There is nothing in the game of Rugby League that can't be trained with the modern facilities already open to Hull FC players. And as I said before, the weather that you will be playing in at the start of the season is certainly not warm weather and there is no requirement for the player ever to get their skin damp anyway.
ExiledFromHull wrote:scientificially proven piece of empirical evidence or a case study we can refer back to
Oh, how I long for the days before "sports science" degrees became popular.
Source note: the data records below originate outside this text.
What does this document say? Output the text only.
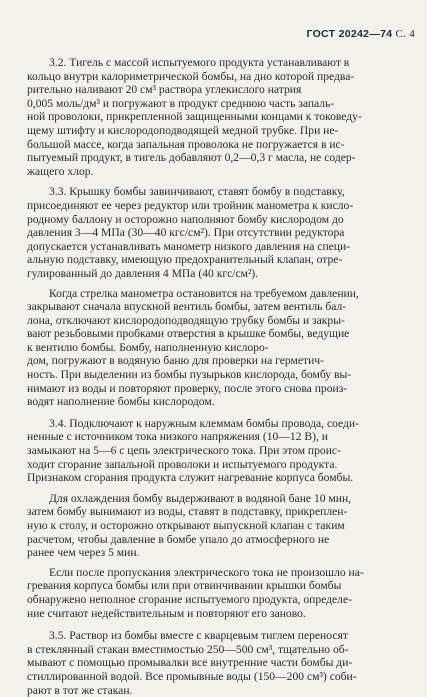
ГОСТ 20242—74 С. 4
3.2. Тигель с массой испытуемого продукта устанавливают в
кольцо внутри калориметрической бомбы, на дно которой предва-
рительно наливают 20 см³ раствора углекислого натрия
0,005 моль/дм³ и погружают в продукт среднюю часть запаль-
ной проволоки, прикрепленной защищенными концами к токоведу-
щему штифту и кислородоподводящей медной трубке. При не-
большой массе, когда запальная проволока не погружается в ис-
пытуемый продукт, в тигель добавляют 0,2—0,3 г масла, не содер-
жащего хлор.
3.3. Крышку бомбы завинчивают, ставят бомбу в подставку,
присоединяют ее через редуктор или тройник манометра к кисло-
родному баллону и осторожно наполняют бомбу кислородом до
давления 3—4 МПа (30—40 кгс/см²). При отсутствии редуктора
допускается устанавливать манометр низкого давления на специ-
альную подставку, имеющую предохранительный клапан, отре-
гулированный до давления 4 МПа (40 кгс/см²).
Когда стрелка манометра остановится на требуемом давлении,
закрывают сначала впускной вентиль бомбы, затем вентиль бал-
лона, отключают кислородоподводящую трубку бомбы и закры-
вают резьбовыми пробками отверстия в крышке бомбы, ведущие
к вентилю бомбы. Бомбу, наполненную кислоро-
дом, погружают в водяную баню для проверки на герметич-
ность. При выделении из бомбы пузырьков кислорода, бомбу вы-
нимают из воды и повторяют проверку, после этого снова произ-
водят наполнение бомбы кислородом.
3.4. Подключают к наружным клеммам бомбы провода, соеди-
ненные с источником тока низкого напряжения (10—12 В), и
замыкают на 5—6 с цепь электрического тока. При этом проис-
ходит сгорание запальной проволоки и испытуемого продукта.
Признаком сгорания продукта служит нагревание корпуса бомбы.
Для охлаждения бомбу выдерживают в водяной бане 10 мин,
затем бомбу вынимают из воды, ставят в подставку, прикреплен-
ную к столу, и осторожно открывают выпускной клапан с таким
расчетом, чтобы давление в бомбе упало до атмосферного не
ранее чем через 5 мин.
Если после пропускания электрического тока не произошло на-
гревания корпуса бомбы или при отвинчивании крышки бомбы
обнаружено неполное сгорание испытуемого продукта, определе-
ние считают недействительным и повторяют его заново.
3.5. Раствор из бомбы вместе с кварцевым тиглем переносят
в стеклянный стакан вместимостью 250—500 см³, тщательно об-
мывают с помощью промывалки все внутренние части бомбы ди-
стиллированной водой. Все промывные воды (150—200 см³) соби-
рают в тот же стакан.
As I said earlier, name me one thing essenital to playing Rugby League that can't be done within the UK. I sure can't think of any and despite not been a trainer or having a degree in PE , I do know RL pretty well and have, debatably a bit of common sense as well.
Joined: Jan 14 2009 Posts: 297 Location: A hop, skip and a jump from the Stoop! (otherwise known as Isleworth!)
I do know RL pretty well and have, debatably a bit of common sense as well.
and i know sport very well!
And having been on many many winter warm weather camps, i can vouch for them.
For example, i play hockey, and often we would fly to South Africa or Malaysia to train for 2 weeks, just after boxing day!
Those 2 weeks of uninterupted stick and ball training, the ability to complete numerous 10 x 400m sessions, the ability to know i personally could practise, perfect and hone a set of skills which would have been otherwise impossible in the howling wind and ice cold of Bisham Abbey or Lilleshall meant i arrived back full in the knowledge that if i had stayed in the UK or mainland Europe with the sqaud - we would have not have performed as well as we did in SA or Malaysia.
Also, the fact that we were training in heat and humidity would put our body under greater stresses, meaning our conditioning was far more improved when we arrived back!
So thats 2 weeks of uninterupted, near perfect conditions for techicanl skills.
Thats 2 weeks of undistracted focus away from other 'factors', meaning we focussed on why we were there!
2 weeks of physical training under far more testing conditions than 'Boothferry Hill' or 'Recca'
2 weeks of work making feel confident in my own abilities, as opposed to be slightly unsure.
And as you said in your post "As I said earlier, name me one thing essenital to playing Rugby League that can't be done within the UK."
.....no one is saying they cant be done in the UK, they are just done better and with more benefit when done in better conditions! And in a game where teams play till the 82nd minute, every small percentage factor is crucial. And if that percentage factor means your winger spends 2 weeks on the Algarve practising catching precision placed high kicks, as opposed to spending 2 weeks in Brantingham in the mickey wet weather - then i know where i'd want my winger to train!
Oh, and as for running up Boothferry Hill - thats a pussy run! Done it many a time, get on the path behind lower school up towards Ttranby Croft - thats a proper training run!